Amerikanisierung, Bezeichnung für die Bewegung im ersten Viertel des 20. Jahrhunderts, die Einwanderer in den Vereinigten Staaten dazu brachte, sich die amerikanische Sprache, Ideale, Traditionen und Lebensweise anzueignen. Infolge der großen Auswanderung aus Ost- und Südeuropa zwischen 1880 und dem Ausbruch des Ersten Weltkriegs (siehe Einwanderung) nahm die Amerikanisierungsbewegung kreuzerhafte Ausmaße an. Angst und Misstrauen gegenüber den Neuankömmlingen und ihrem möglichen Scheitern bei der Assimilierung gaben der Bewegung Auftrieb. Zusammen mit Sozialarbeitern, die sich für die Verbesserung der Slumbedingungen in der Umgebung der Einwanderer interessierten, und mit Vertretern der Geschäftswelt und der Industrie wurden Organisationen gegründet, die Propaganda machten und sich für kommunale, staatliche und bundesstaatliche Hilfen zur Indoktrinierung der Einwanderer in die amerikanische Lebensweise einsetzten.
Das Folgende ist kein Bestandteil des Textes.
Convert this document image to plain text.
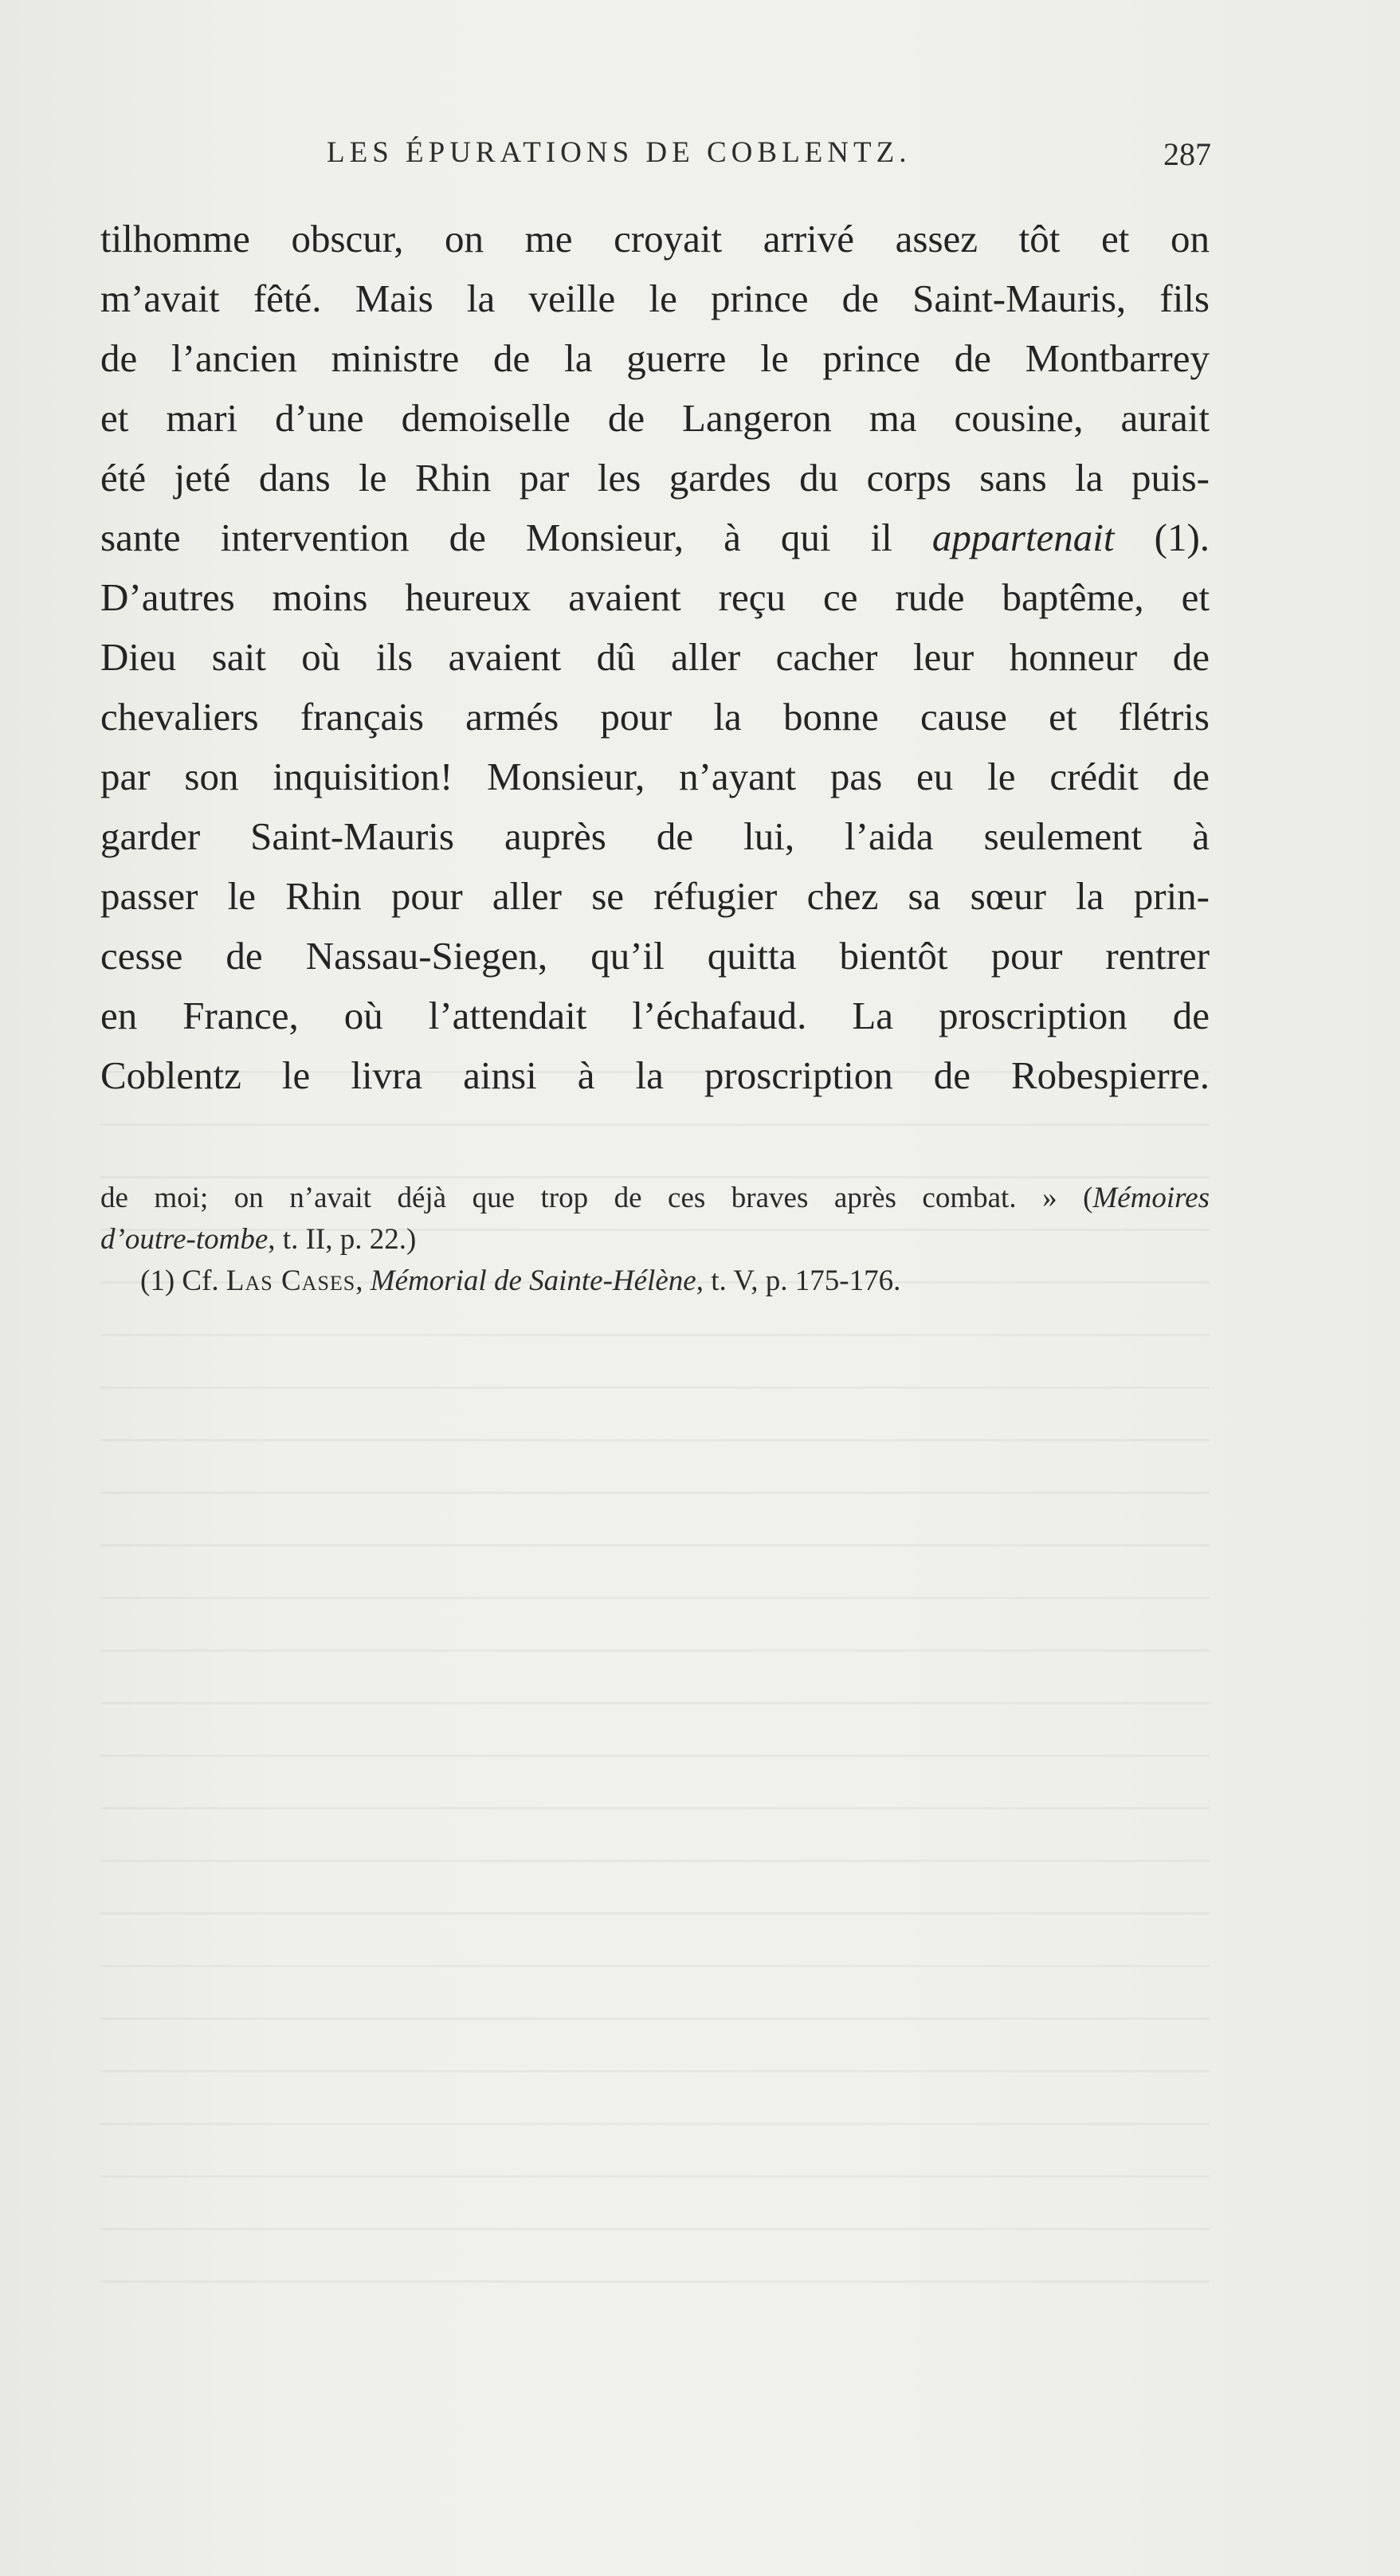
LES ÉPURATIONS DE COBLENTZ.	287
tilhomme obscur, on me croyait arrivé assez tôt et on
m’avait fêté. Mais la veille le prince de Saint-Mauris, fils
de l’ancien ministre de la guerre le prince de Montbarrey
et mari d’une demoiselle de Langeron ma cousine, aurait
été jeté dans le Rhin par les gardes du corps sans la puis-
sante intervention de Monsieur, à qui il appartenait (1).
D’autres moins heureux avaient reçu ce rude baptême, et
Dieu sait où ils avaient dû aller cacher leur honneur de
chevaliers français armés pour la bonne cause et flétris
par son inquisition! Monsieur, n’ayant pas eu le crédit de
garder Saint-Mauris auprès de lui, l’aida seulement à
passer le Rhin pour aller se réfugier chez sa sœur la prin-
cesse de Nassau-Siegen, qu’il quitta bientôt pour rentrer
en France, où l’attendait l’échafaud. La proscription de
Coblentz le livra ainsi à la proscription de Robespierre.
de moi; on n’avait déjà que trop de ces braves après combat. » (Mémoires
d’outre-tombe, t. II, p. 22.)
(1) Cf. Las Cases, Mémorial de Sainte-Hélène, t. V, p. 175-176.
Der Ausbruch des Ersten Weltkriegs und die damit einhergehende Verschärfung des amerikanischen Nationalismus stärkten die Bewegung. Das Federal Bureau of Education und das Federal Bureau of Naturalization schlossen sich dem Kreuzzug an und unterstützten die privaten Amerikanisierungsgruppen. Große Kundgebungen, patriotische Einbürgerungsverfahren und Feiern zum 4. Juli kennzeichneten die Kampagne. Als die Vereinigten Staaten in den Krieg eintraten, wurde die Amerikanisierung zu einem offiziellen Teil der Kriegsanstrengungen. Viele Staaten verabschiedeten Gesetze, die die Erziehung und Amerikanisierung der im Ausland Geborenen vorsahen. Die vom Justizministerium 1919-20 durchgeführte antikommunistische Kampagne stimulierte die Bewegung und führte zu noch größeren gesetzgeberischen Maßnahmen zugunsten der Amerikanisierung. Bis 1921 hatte praktisch jeder Bundesstaat mit einem hohen Anteil an im Ausland geborenen Menschen Bildungseinrichtungen für die Einwanderer geschaffen. Die Verabschiedung dieser Gesetze und das Quotensystem für die Einwanderung ließen die Amerikanisierungsbewegung abflauen; private Gruppen lösten sich schließlich auf.

Siehe J. Higham, Strangers in the Land (1963).